Junkies auf dem Trip

Was tut ein Handarbeitssüchtling, wenn er ohnehin kaum Zeit und die vergangenen Wochen damit verbracht hat, stundenlang Handarbeitshefte und -materialien zu sortieren? Richtig, er wirft sich ins Auto und fährt mit anderen Leidensgenossen nach Schönsee zum Klöppelkongress, um sich Nachschub und Anregungen zu holen und nimmt am besten noch einen Autoanhänger mit, um die oft sehr materiellen Anregungen, auch sicher und natürlich entsprechend zahlreich - da engros und direkt mit Kongressermäßigung auch billiger - nach Hause zu transportieren. So geschehen an diesem Samstag, ich hatte von den letzten, ziemlich schlafarmen Wochen noch Augen wie ein tibetanischer Faltenhund, aber die Sucht trieb mich zu arbeitstagsüblichen Zeiten aus den Federn und aus dem gemütlichen Heim, um meine ebenso müden Mitstreiter einzusammeln und in die Oberpfalz in das Örtchen Schönsee zu fahren. Früher gab es dort und in umliegenden Orten eine richtiggehende Klöppelindustrie und eine Klöppelschule in Tiefenbach.
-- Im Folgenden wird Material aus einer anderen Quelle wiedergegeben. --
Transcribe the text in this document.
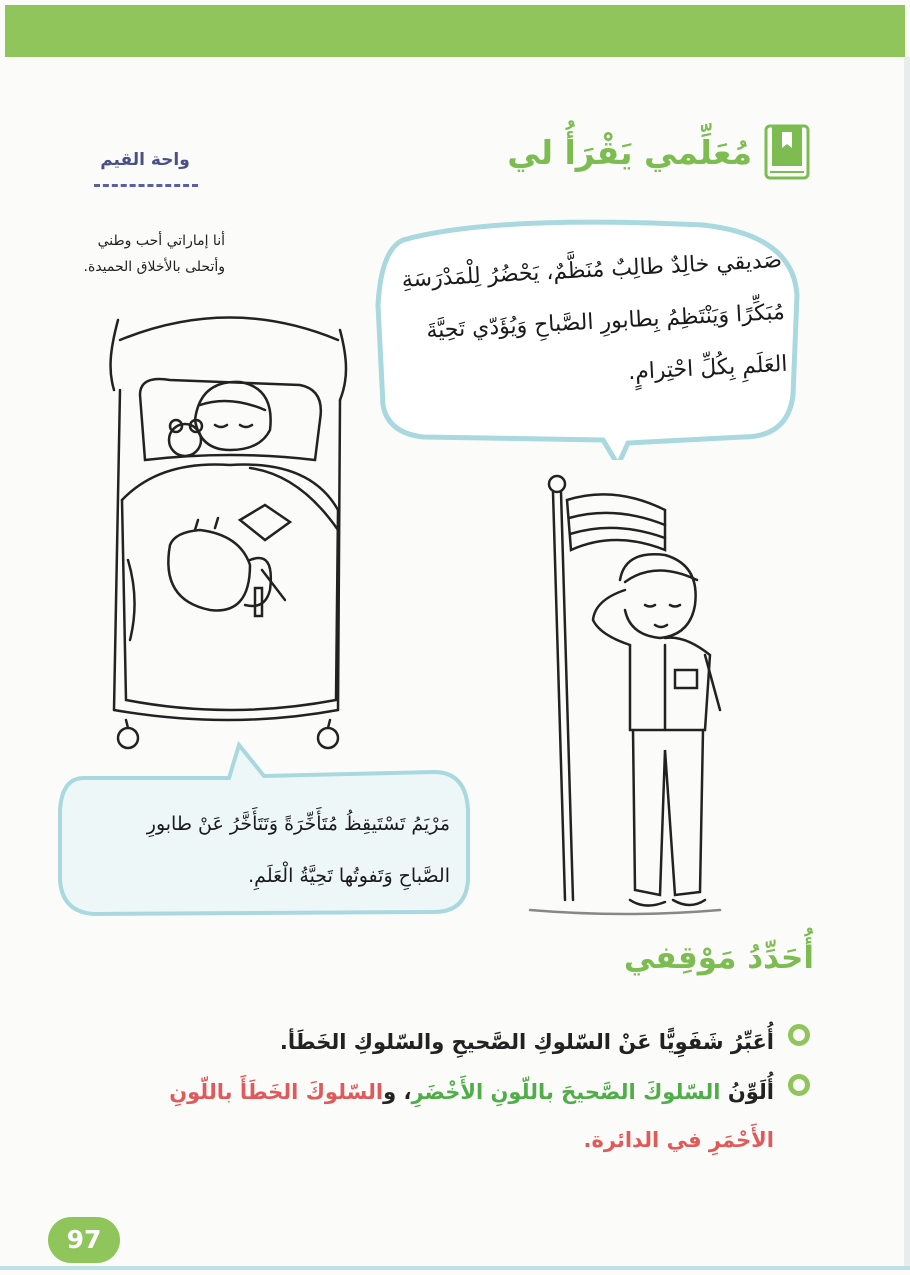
مُعَلِّمي يَقْرَأُ لي
واحة القيم
أنا إماراتي أحب وطني
وأتحلى بالأخلاق الحميدة.	صَديقي خالِدٌ طالِبٌ مُنَظَّمٌ، يَحْضُرُ لِلْمَدْرَسَةِ
مُبَكِّرًا وَيَنْتَظِمُ بِطابورِ الصَّباحِ وَيُؤَدّي تَحِيَّةَ
العَلَمِ بِكُلِّ احْتِرامٍ.
مَرْيَمُ تَسْتَيقِظُ مُتَأَخِّرَةً وَتَتَأَخَّرُ عَنْ طابورِ
الصَّباحِ وَتَفوتُها تَحِيَّةُ الْعَلَمِ.
أُحَدِّدُ مَوْقِفي
أُعَبِّرُ شَفَوِيًّا عَنْ السّلوكِ الصَّحيحِ والسّلوكِ الخَطَأ.
أُلَوِّنُ السّلوكَ الصَّحيحَ باللّونِ الأَخْضَرِ، والسّلوكَ الخَطَأَ باللّونِ الأَحْمَرِ في الدائرة.
97
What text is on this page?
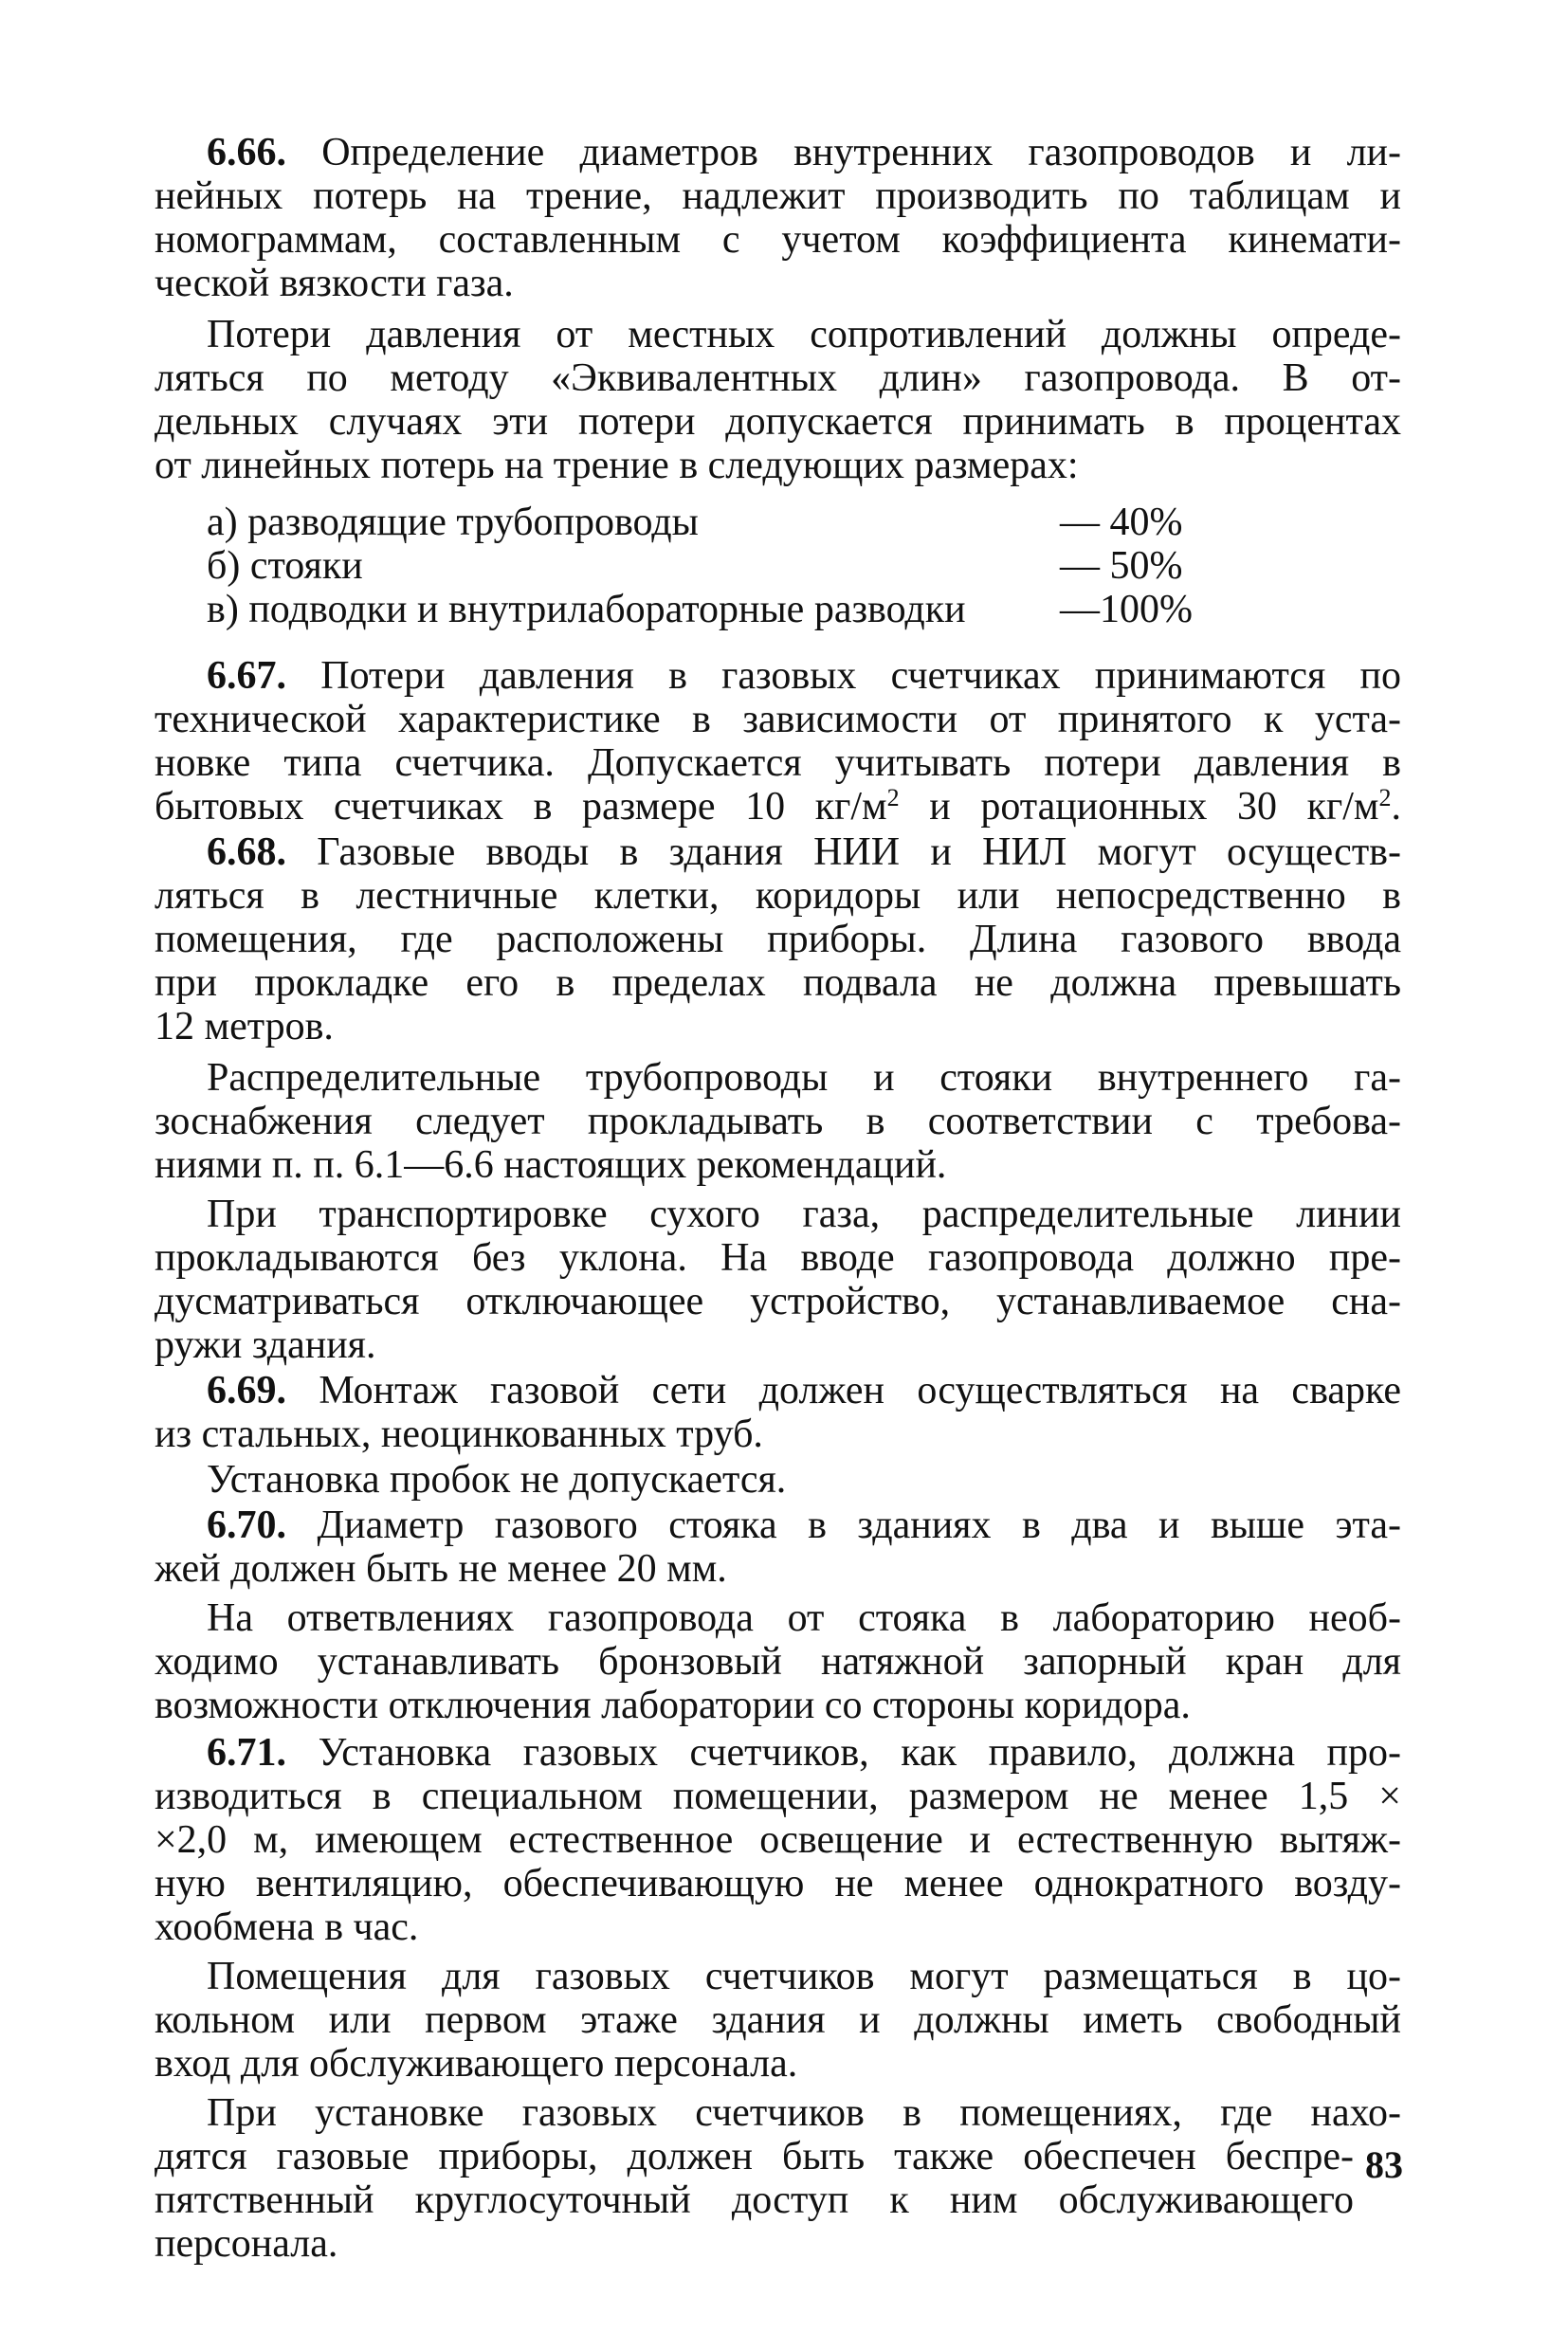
6.66. Определение диаметров внутренних газопроводов и ли-
нейных потерь на трение, надлежит производить по таблицам и
номограммам, составленным с учетом коэффициента кинемати-
ческой вязкости газа.
Потери давления от местных сопротивлений должны опреде-
ляться по методу «Эквивалентных длин» газопровода. В от-
дельных случаях эти потери допускается принимать в процентах
от линейных потерь на трение в следующих размерах:
а) разводящие трубопроводы	— 40%
б) стояки	— 50%
в) подводки и внутрилабораторные разводки —100%
6.67. Потери давления в газовых счетчиках принимаются по
технической характеристике в зависимости от принятого к уста-
новке типа счетчика. Допускается учитывать потери давления в
бытовых счетчиках в размере 10 $кг/м^2$ и ротационных 30 $кг/м^2$.
6.68. Газовые вводы в здания НИИ и НИЛ могут осуществ-
ляться в лестничные клетки, коридоры или непосредственно в
помещения, где расположены приборы. Длина газового ввода
при прокладке его в пределах подвала не должна превышать
12 метров.
Распределительные трубопроводы и стояки внутреннего га-
зоснабжения следует прокладывать в соответствии с требова-
ниями п. п. 6.1—6.6 настоящих рекомендаций.
При транспортировке сухого газа, распределительные линии
прокладываются без уклона. На вводе газопровода должно пре-
дусматриваться отключающее устройство, устанавливаемое сна-
ружи здания.
6.69. Монтаж газовой сети должен осуществляться на сварке
из стальных, неоцинкованных труб.
Установка пробок не допускается.
6.70. Диаметр газового стояка в зданиях в два и выше эта-
жей должен быть не менее 20 мм.
На ответвлениях газопровода от стояка в лабораторию необ-
ходимо устанавливать бронзовый натяжной запорный кран для
возможности отключения лаборатории со стороны коридора.
6.71. Установка газовых счетчиков, как правило, должна про-
изводиться в специальном помещении, размером не менее 1,5 ×
×2,0 м, имеющем естественное освещение и естественную вытяж-
ную вентиляцию, обеспечивающую не менее однократного возду-
хообмена в час.
Помещения для газовых счетчиков могут размещаться в цо-
кольном или первом этаже здания и должны иметь свободный
вход для обслуживающего персонала.
При установке газовых счетчиков в помещениях, где нахо-
дятся газовые приборы, должен быть также обеспечен беспре-
пятственный круглосуточный доступ к ним обслуживающего
персонала.
83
Auch heute noch wird die Tradition dieser schönen Handarbeit in der Region liebevoll gepflegt. Grund genug, dort einmal den Klöppelkongress abzuhalten.
Wie gesagt, Schönsee liegt in der Oberpfalz, und ich fahre gerne auf einer bestimmten Strecke dorthin, zwar ein bisschen länger, aber landschaftlich schön. Dieses Mal hatten wir jedoch ein etwas naseweises Navi dabei, das uns beharrlich zum Linksabbiegen aufforderte. Nun, wir haben es riskiert und fanden uns nach diversen Manövern auf einem Feldweg zwischen Acker und Wald wieder. 




Zum Glück arbeitete dort ein Mann im Windbruch, der uns den Weg aus der Wildnis weisen konnte, auf dem wir uns dann wieder – über Eisplatten schlitternd und zwischen metertiefen Spurrillen balancierend – auf zunächst ungeteerte, dann geteerte reguläre Straßen zurückarbeiten konnten.



In Schönsee geht es normalerweise, sagen wir mal, hm sehr geruhsam zu. Aber am Samstag war der Ort nicht wiederzuerkennen. Lauter Klöppelverrückte aus buchstäblich aller Herren Länder füllten den Ort. In allen Schaufenstern prangten die prächtigsten Klöppelspitzen. Ein Brautkleid ganz aus Spitze ...



... und ein bisserl was Sündiges für darunter, nicht zum Tragen, nur zum Ausziehen.



Aber natürlich wollten alle – und wir auch – zuerst zu den Händlern, die in einer Schule ihre Stände aufgeschlagen hatten. Und wie man sieht, sind "alle" ganz schön viele, die von dem reichen Angebot angelockt wurden.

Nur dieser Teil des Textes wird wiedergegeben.